Entrepreneurship is cool right now. If you aren’t an entrepreneur, you risk being a loser. But doesn’t society need the cogs in order to function?
How to Define Entrepreneur
The official definition of “entrepreneur” is a person who organizes and operates a business, taking on greater than normal financial risks in order to do so.
That doesn’t relay the spirit of the word, does it?
Case in point is this article from Business News Daily that lists how 20 entrepreneurs define the word. Not many of those quoted define it in the sense of starting a business; instead, they describe it as a way of being.
My favorite definition is from Mike Malone, founder of Livestock Framing:
One must possess grit. The stakes tend to be high, the bumps in the road frequent. Remaining focused, regardless of the obstacles, is paramount. That said, being an entrepreneur means being in full control of your destiny. If that’s important to you, then all of the challenges associated with striking out on one’s own are but a small price to pay.
Being Entrepreneurial in Life
I never used to consider myself an entrepreneur. I never sold candy on the school playground as a kid or opened a lemonade stand.
Instead, when I got older and wanted money, my only idea was to get a job. And boy, did I have a lot of them:
- Baseball umpire
- Starbucks barista
- Fox News production assistant
- Birthday party clown
- Brand ambassador
- Hostel reception desk clerk
- Spanish school student coordinator
- Mountain bike instructor
- Dry cleaning store clerk
- Lawn mower
- Video game character
- Clinical study patient
Turns out my work history shows I’m 100% an entrepreneur.
How can that be?
Every job served a purpose. Maybe to learn something, make money, fuel a new idea or experience something. Starbucks? That was because I love to-do lists (you need to work there to understand). Clinical study patient? That was to pay a security deposit on an apartment. Fox News? That was following my political curiosity.
Right before my 26th birthday, I got an “office” job. I worked in customer service and it was thrilling to see the corporate world from the inside. But after a couple of years, the shine faded. I took my money and went somewhere else (to Thailand, I believe).
And that’s why I’m an entrepreneur.
Jobs serve a function, they have nothing to do with who we are as people.
Me, myself and I… we are the business. The jobs I’ve had have always worked for ME, to improve my business in some way, not the other way around.
Not everyone sees things this way. I know people who quit a job on Friday to start a new one on Monday. Instead of living and learning in the job, they are drones. If you leave a job without either money, fresh ideas or a new skill… then what were you doing there?

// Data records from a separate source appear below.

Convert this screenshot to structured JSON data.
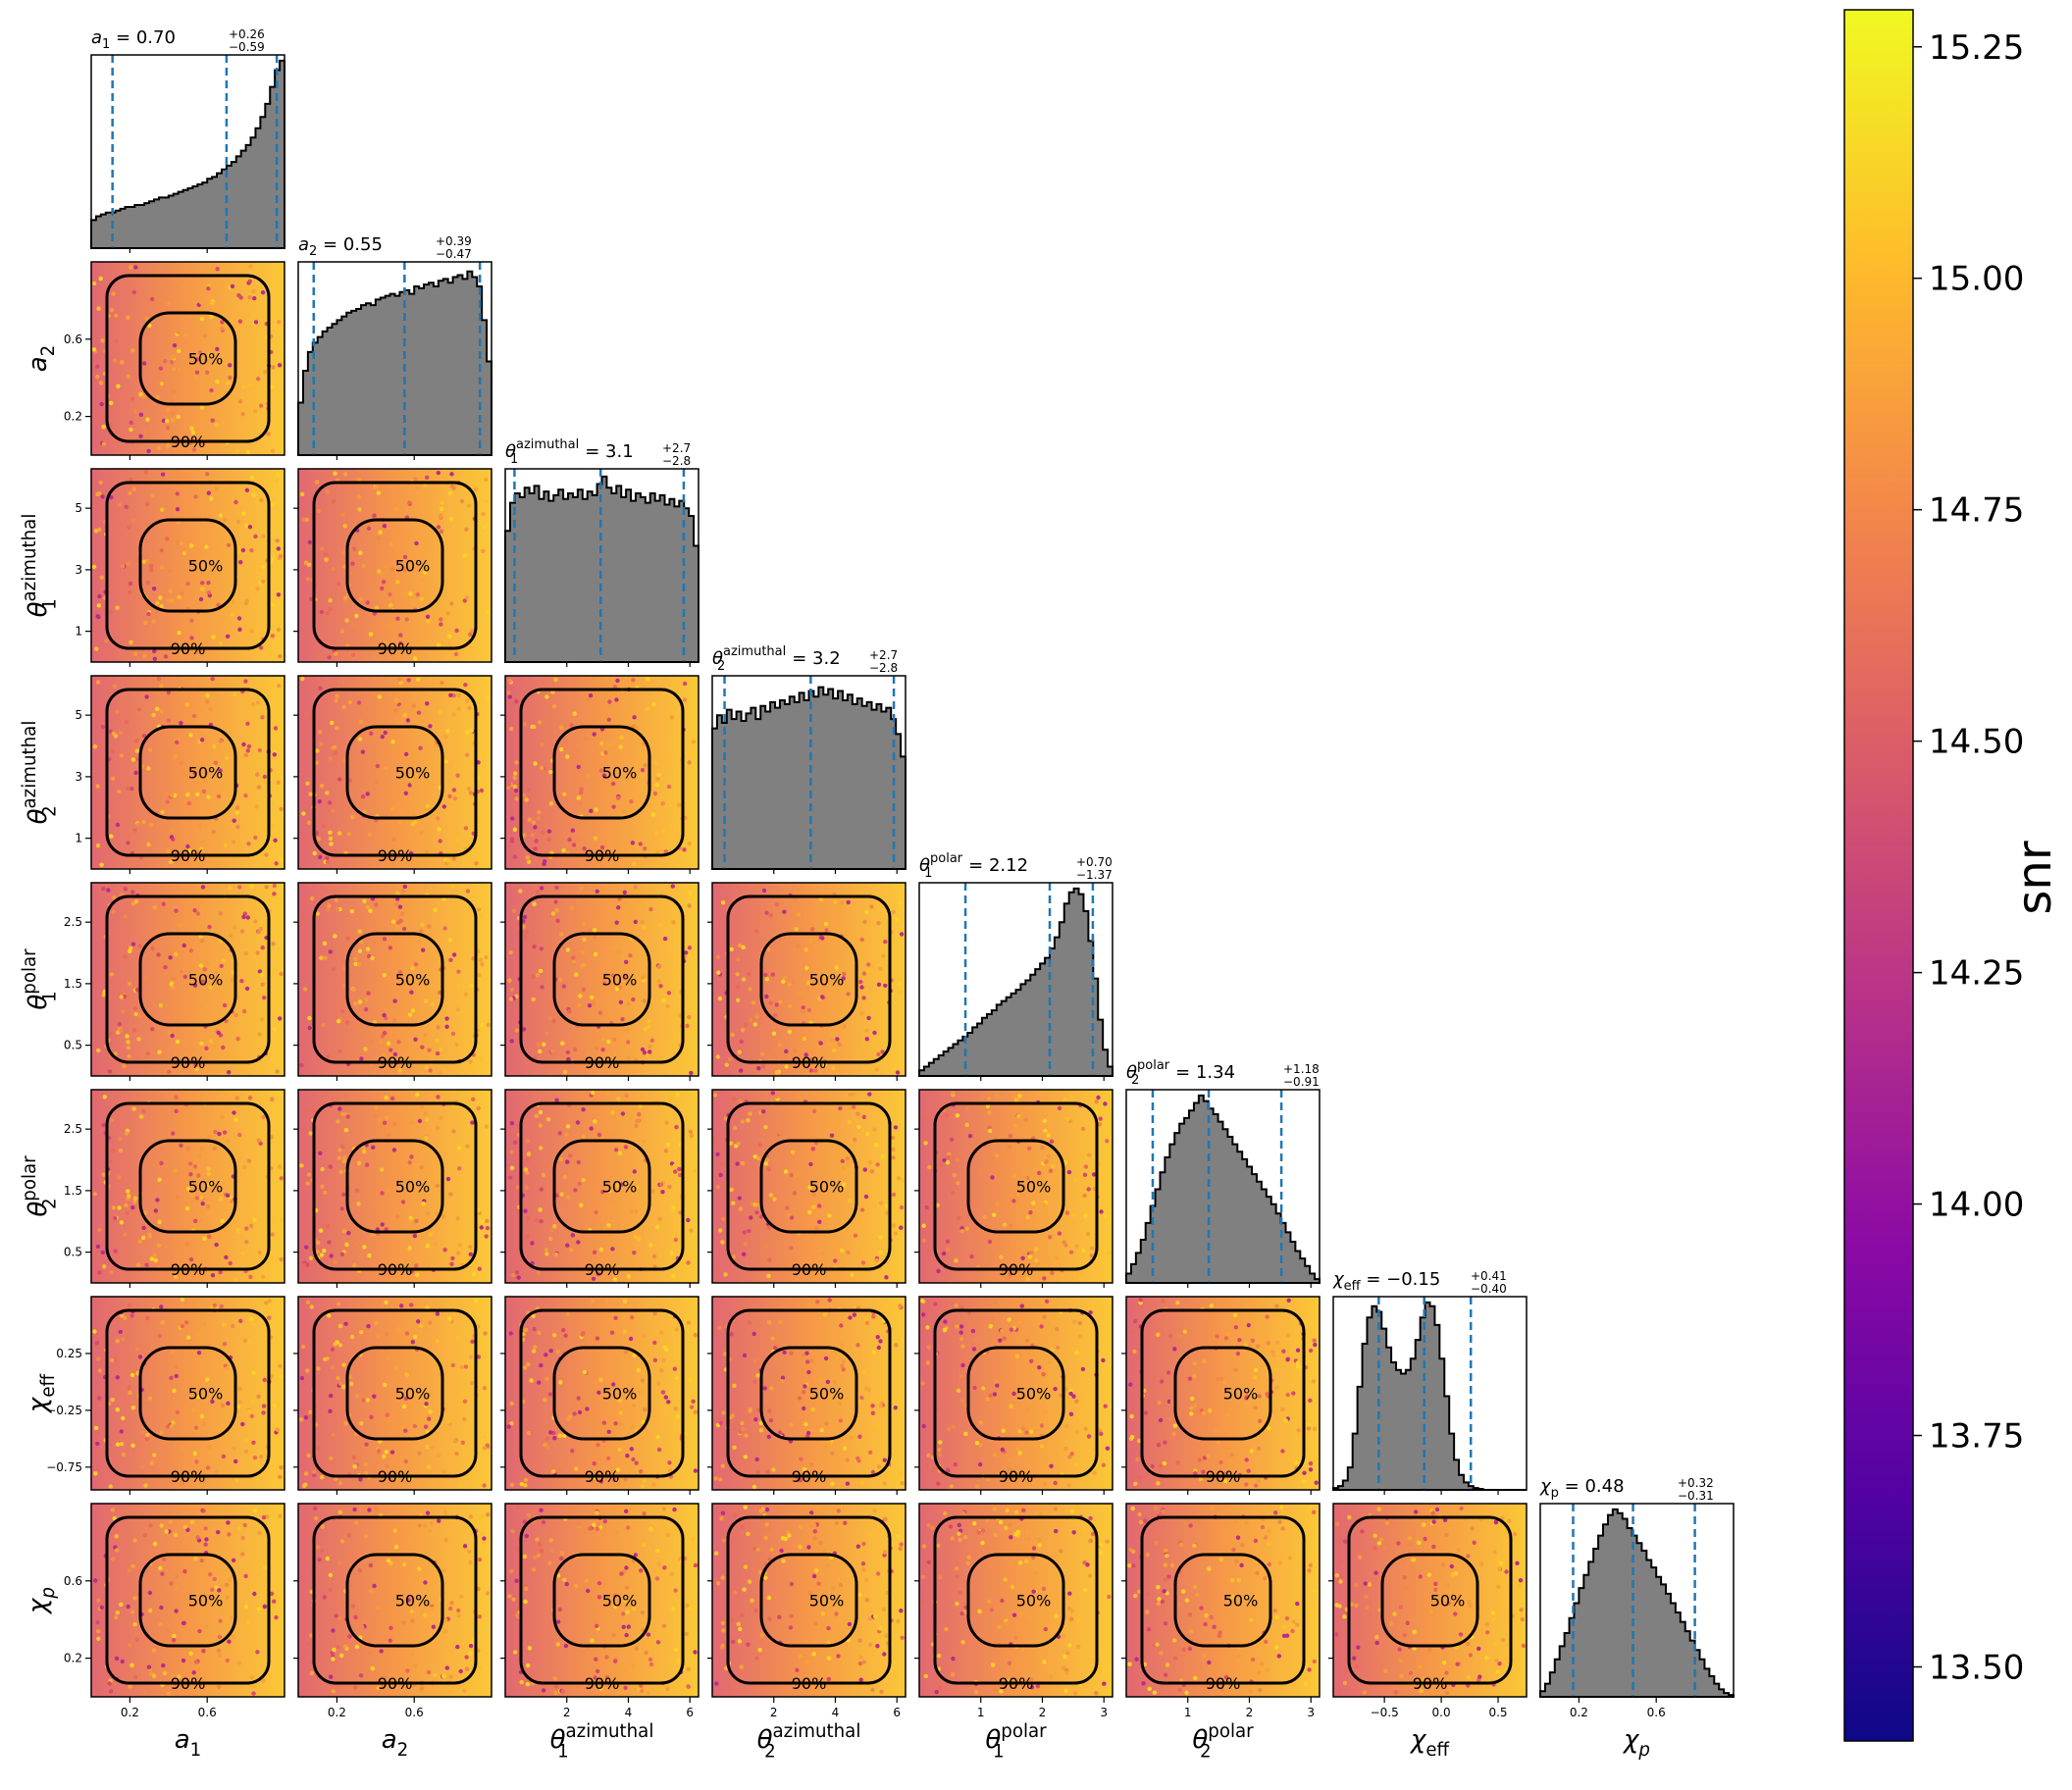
{
  "chart_data": {
    "type": "corner",
    "parameters": [
      {
        "key": "a1",
        "base": "a",
        "sub": "1",
        "sup": "",
        "italic": true,
        "range": [
          0.0,
          1.0
        ],
        "ticks": [
          0.2,
          0.6
        ],
        "tick_labels": [
          "0.2",
          "0.6"
        ],
        "median": 0.7,
        "plus": 0.26,
        "minus": 0.59,
        "title_value": "0.70",
        "title_plus": "+0.26",
        "title_minus": "−0.59"
      },
      {
        "key": "a2",
        "base": "a",
        "sub": "2",
        "sup": "",
        "italic": true,
        "range": [
          0.0,
          1.0
        ],
        "ticks": [
          0.2,
          0.6
        ],
        "tick_labels": [
          "0.2",
          "0.6"
        ],
        "median": 0.55,
        "plus": 0.39,
        "minus": 0.47,
        "title_value": "0.55",
        "title_plus": "+0.39",
        "title_minus": "−0.47"
      },
      {
        "key": "theta1_azimuthal",
        "base": "θ",
        "sub": "1",
        "sup": "azimuthal",
        "italic": true,
        "range": [
          0.0,
          6.28
        ],
        "ticks": [
          1,
          3,
          5
        ],
        "tick_labels": [
          "1",
          "3",
          "5"
        ],
        "x_ticks": [
          2,
          4,
          6
        ],
        "x_tick_labels": [
          "2",
          "4",
          "6"
        ],
        "median": 3.1,
        "plus": 2.7,
        "minus": 2.8,
        "title_value": "3.1",
        "title_plus": "+2.7",
        "title_minus": "−2.8"
      },
      {
        "key": "theta2_azimuthal",
        "base": "θ",
        "sub": "2",
        "sup": "azimuthal",
        "italic": true,
        "range": [
          0.0,
          6.28
        ],
        "ticks": [
          1,
          3,
          5
        ],
        "tick_labels": [
          "1",
          "3",
          "5"
        ],
        "x_ticks": [
          2,
          4,
          6
        ],
        "x_tick_labels": [
          "2",
          "4",
          "6"
        ],
        "median": 3.2,
        "plus": 2.7,
        "minus": 2.8,
        "title_value": "3.2",
        "title_plus": "+2.7",
        "title_minus": "−2.8"
      },
      {
        "key": "theta1_polar",
        "base": "θ",
        "sub": "1",
        "sup": "polar",
        "italic": true,
        "range": [
          0.0,
          3.14
        ],
        "ticks": [
          0.5,
          1.5,
          2.5
        ],
        "tick_labels": [
          "0.5",
          "1.5",
          "2.5"
        ],
        "x_ticks": [
          1,
          2,
          3
        ],
        "x_tick_labels": [
          "1",
          "2",
          "3"
        ],
        "median": 2.12,
        "plus": 0.7,
        "minus": 1.37,
        "title_value": "2.12",
        "title_plus": "+0.70",
        "title_minus": "−1.37"
      },
      {
        "key": "theta2_polar",
        "base": "θ",
        "sub": "2",
        "sup": "polar",
        "italic": true,
        "range": [
          0.0,
          3.14
        ],
        "ticks": [
          0.5,
          1.5,
          2.5
        ],
        "tick_labels": [
          "0.5",
          "1.5",
          "2.5"
        ],
        "x_ticks": [
          1,
          2,
          3
        ],
        "x_tick_labels": [
          "1",
          "2",
          "3"
        ],
        "median": 1.34,
        "plus": 1.18,
        "minus": 0.91,
        "title_value": "1.34",
        "title_plus": "+1.18",
        "title_minus": "−0.91"
      },
      {
        "key": "chi_eff",
        "base": "χ",
        "sub": "eff",
        "sup": "",
        "italic": true,
        "range": [
          -0.95,
          0.75
        ],
        "ticks": [
          -0.75,
          -0.25,
          0.25
        ],
        "tick_labels": [
          "−0.75",
          "−0.25",
          "0.25"
        ],
        "x_ticks": [
          -0.5,
          0.0,
          0.5
        ],
        "x_tick_labels": [
          "−0.5",
          "0.0",
          "0.5"
        ],
        "median": -0.15,
        "plus": 0.41,
        "minus": 0.4,
        "title_value": "−0.15",
        "title_plus": "+0.41",
        "title_minus": "−0.40"
      },
      {
        "key": "chi_p",
        "base": "χ",
        "sub": "p",
        "sup": "",
        "italic": true,
        "range": [
          0.0,
          1.0
        ],
        "ticks": [
          0.2,
          0.6
        ],
        "tick_labels": [
          "0.2",
          "0.6"
        ],
        "median": 0.48,
        "plus": 0.32,
        "minus": 0.31,
        "title_value": "0.48",
        "title_plus": "+0.32",
        "title_minus": "−0.31"
      }
    ],
    "histograms": {
      "a1": [
        0.15,
        0.17,
        0.18,
        0.19,
        0.19,
        0.2,
        0.21,
        0.22,
        0.22,
        0.23,
        0.23,
        0.24,
        0.25,
        0.26,
        0.27,
        0.27,
        0.28,
        0.29,
        0.3,
        0.31,
        0.32,
        0.33,
        0.34,
        0.35,
        0.37,
        0.38,
        0.4,
        0.42,
        0.44,
        0.46,
        0.49,
        0.52,
        0.55,
        0.59,
        0.64,
        0.7,
        0.77,
        0.86,
        0.95,
        1.0
      ],
      "a2": [
        0.28,
        0.45,
        0.55,
        0.6,
        0.63,
        0.66,
        0.68,
        0.7,
        0.72,
        0.74,
        0.76,
        0.77,
        0.78,
        0.8,
        0.81,
        0.8,
        0.83,
        0.84,
        0.85,
        0.86,
        0.85,
        0.87,
        0.88,
        0.86,
        0.9,
        0.89,
        0.91,
        0.92,
        0.9,
        0.93,
        0.94,
        0.92,
        0.95,
        0.96,
        0.94,
        0.98,
        0.95,
        0.9,
        0.72,
        0.5
      ],
      "theta1_azimuthal": [
        0.7,
        0.85,
        0.9,
        0.88,
        0.93,
        0.9,
        0.94,
        0.87,
        0.91,
        0.86,
        0.89,
        0.92,
        0.87,
        0.9,
        0.88,
        0.92,
        0.87,
        0.91,
        0.89,
        0.95,
        0.99,
        0.93,
        0.9,
        0.94,
        0.88,
        0.92,
        0.86,
        0.9,
        0.88,
        0.85,
        0.9,
        0.86,
        0.89,
        0.84,
        0.87,
        0.83,
        0.86,
        0.82,
        0.78,
        0.62
      ],
      "theta2_azimuthal": [
        0.75,
        0.82,
        0.78,
        0.85,
        0.8,
        0.84,
        0.79,
        0.83,
        0.86,
        0.8,
        0.87,
        0.84,
        0.89,
        0.86,
        0.9,
        0.88,
        0.92,
        0.89,
        0.94,
        0.9,
        0.95,
        0.92,
        0.97,
        0.93,
        0.96,
        0.91,
        0.95,
        0.9,
        0.93,
        0.88,
        0.91,
        0.87,
        0.89,
        0.85,
        0.88,
        0.84,
        0.86,
        0.8,
        0.72,
        0.6
      ],
      "theta1_polar": [
        0.03,
        0.05,
        0.07,
        0.09,
        0.11,
        0.13,
        0.15,
        0.17,
        0.19,
        0.21,
        0.23,
        0.26,
        0.28,
        0.31,
        0.33,
        0.35,
        0.38,
        0.4,
        0.42,
        0.44,
        0.46,
        0.49,
        0.51,
        0.54,
        0.57,
        0.6,
        0.63,
        0.68,
        0.74,
        0.82,
        0.92,
        0.98,
        1.0,
        0.97,
        0.88,
        0.72,
        0.52,
        0.3,
        0.14,
        0.05
      ],
      "theta2_polar": [
        0.05,
        0.1,
        0.16,
        0.23,
        0.32,
        0.41,
        0.5,
        0.59,
        0.67,
        0.74,
        0.8,
        0.85,
        0.88,
        0.92,
        0.96,
        1.0,
        0.97,
        0.93,
        0.9,
        0.86,
        0.82,
        0.78,
        0.74,
        0.7,
        0.66,
        0.62,
        0.58,
        0.54,
        0.5,
        0.46,
        0.42,
        0.37,
        0.32,
        0.27,
        0.22,
        0.17,
        0.13,
        0.09,
        0.05,
        0.02
      ],
      "chi_eff": [
        0.01,
        0.02,
        0.05,
        0.12,
        0.3,
        0.55,
        0.78,
        0.92,
        0.98,
        0.95,
        0.86,
        0.76,
        0.68,
        0.64,
        0.62,
        0.64,
        0.7,
        0.8,
        0.92,
        1.0,
        0.98,
        0.88,
        0.7,
        0.5,
        0.3,
        0.16,
        0.08,
        0.04,
        0.02,
        0.01,
        0.005,
        0.0,
        0.0,
        0.0,
        0.0,
        0.0,
        0.0,
        0.0,
        0.0,
        0.0
      ],
      "chi_p": [
        0.03,
        0.07,
        0.13,
        0.2,
        0.27,
        0.34,
        0.42,
        0.5,
        0.58,
        0.65,
        0.72,
        0.79,
        0.86,
        0.92,
        0.97,
        1.0,
        0.98,
        0.95,
        0.9,
        0.86,
        0.82,
        0.78,
        0.73,
        0.69,
        0.64,
        0.6,
        0.55,
        0.5,
        0.45,
        0.4,
        0.35,
        0.3,
        0.25,
        0.2,
        0.15,
        0.11,
        0.07,
        0.04,
        0.02,
        0.01
      ]
    },
    "contour_labels": [
      "50%",
      "90%"
    ],
    "colorbar": {
      "label": "snr",
      "min": 13.42,
      "max": 15.29,
      "ticks": [
        13.5,
        13.75,
        14.0,
        14.25,
        14.5,
        14.75,
        15.0,
        15.25
      ],
      "tick_labels": [
        "13.50",
        "13.75",
        "14.00",
        "14.25",
        "14.50",
        "14.75",
        "15.00",
        "15.25"
      ],
      "colormap": "plasma",
      "stops": [
        "#0d0887",
        "#5302a3",
        "#8b0aa5",
        "#b83289",
        "#db5c68",
        "#f48849",
        "#febd2a",
        "#f0f921"
      ]
    },
    "histogram_fill": "#808080",
    "quantile_line_color": "#1f77b4"
  }
}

Are You an Entrepreneur and Don’t Know It?
Who controls your destiny?
You can answer this by identifying your values. Once you have your list of values, compare your life to your values and see if they align.
Do they align? Congrats! You are an entrepreneur because you manipulated your life so it expresses your values. You control your own destiny.
The mailman could easily be an entrepreneur. Let’s look at what your local mailman values:
- His wife and kids
- Reading and taking walks with his dog
- Being home by 4 p.m. every day to cook dinner for his family
- Living close to his parents
- His church community
- Feeling financially secure (pension, steady paycheck, etc.)
- Routine and predictability
His deepest values and desires are satisfied, and he is aligned with his soul. This man is killing it as an entrepreneur. He is using his job to express his values.
Now let’s look at what an advertising executive living in New York City values:
- Building things
- Adventure and outdoor sports
- Public speaking
- Political advocacy and fighting for humanitarian causes
- Solving complex problems and working with others
- A large living space surrounded by nature
Depending how she prioritizes her values, this advertising exec may not be an entrepreneur. If her top two values are political advocacy and being in nature, but she works in advertising in New York City, then she is only an entrepreneur if she uses her current position to get her closer to the life she longs for.
But if she has no exit plan and feels a “nagging” sense that she’s not living up to her potential, then the advertising exec is not an entrepreneur and not in control of her destiny.
Which Kind of Entrepreneur Are You?
The only true currency is time. The time we give up for someone or something else can never be replaced.
We are all given the same 24 hours every day. How we choose to spend this resource is personal.
- Entrepreneurs building businesses recognized a value, such as money, creativity or passion, and took the risks to honor them.
- Employed entrepreneurs recognized a value, such as security, predictability or passion, and worked their way through jobs to honor them.
- Employed non-entrepreneurs may not have recognized what they value. Or maybe they have, but they are scared of being in control.
We can all be entrepreneurs if we are willing to identify our deepest desires and values in life. Whether you are an employee or own a business, it’s in your interest to brainstorm your ideal life. Be honest with yourself and write down what comes to mind.
Then take that piece of paper and compare it to the life you are living today. Do you feel good with the alignment?
If not, for the sake of your friends, family, and the evolution of humankind, make a change. Make a plan. Baby steps are fine.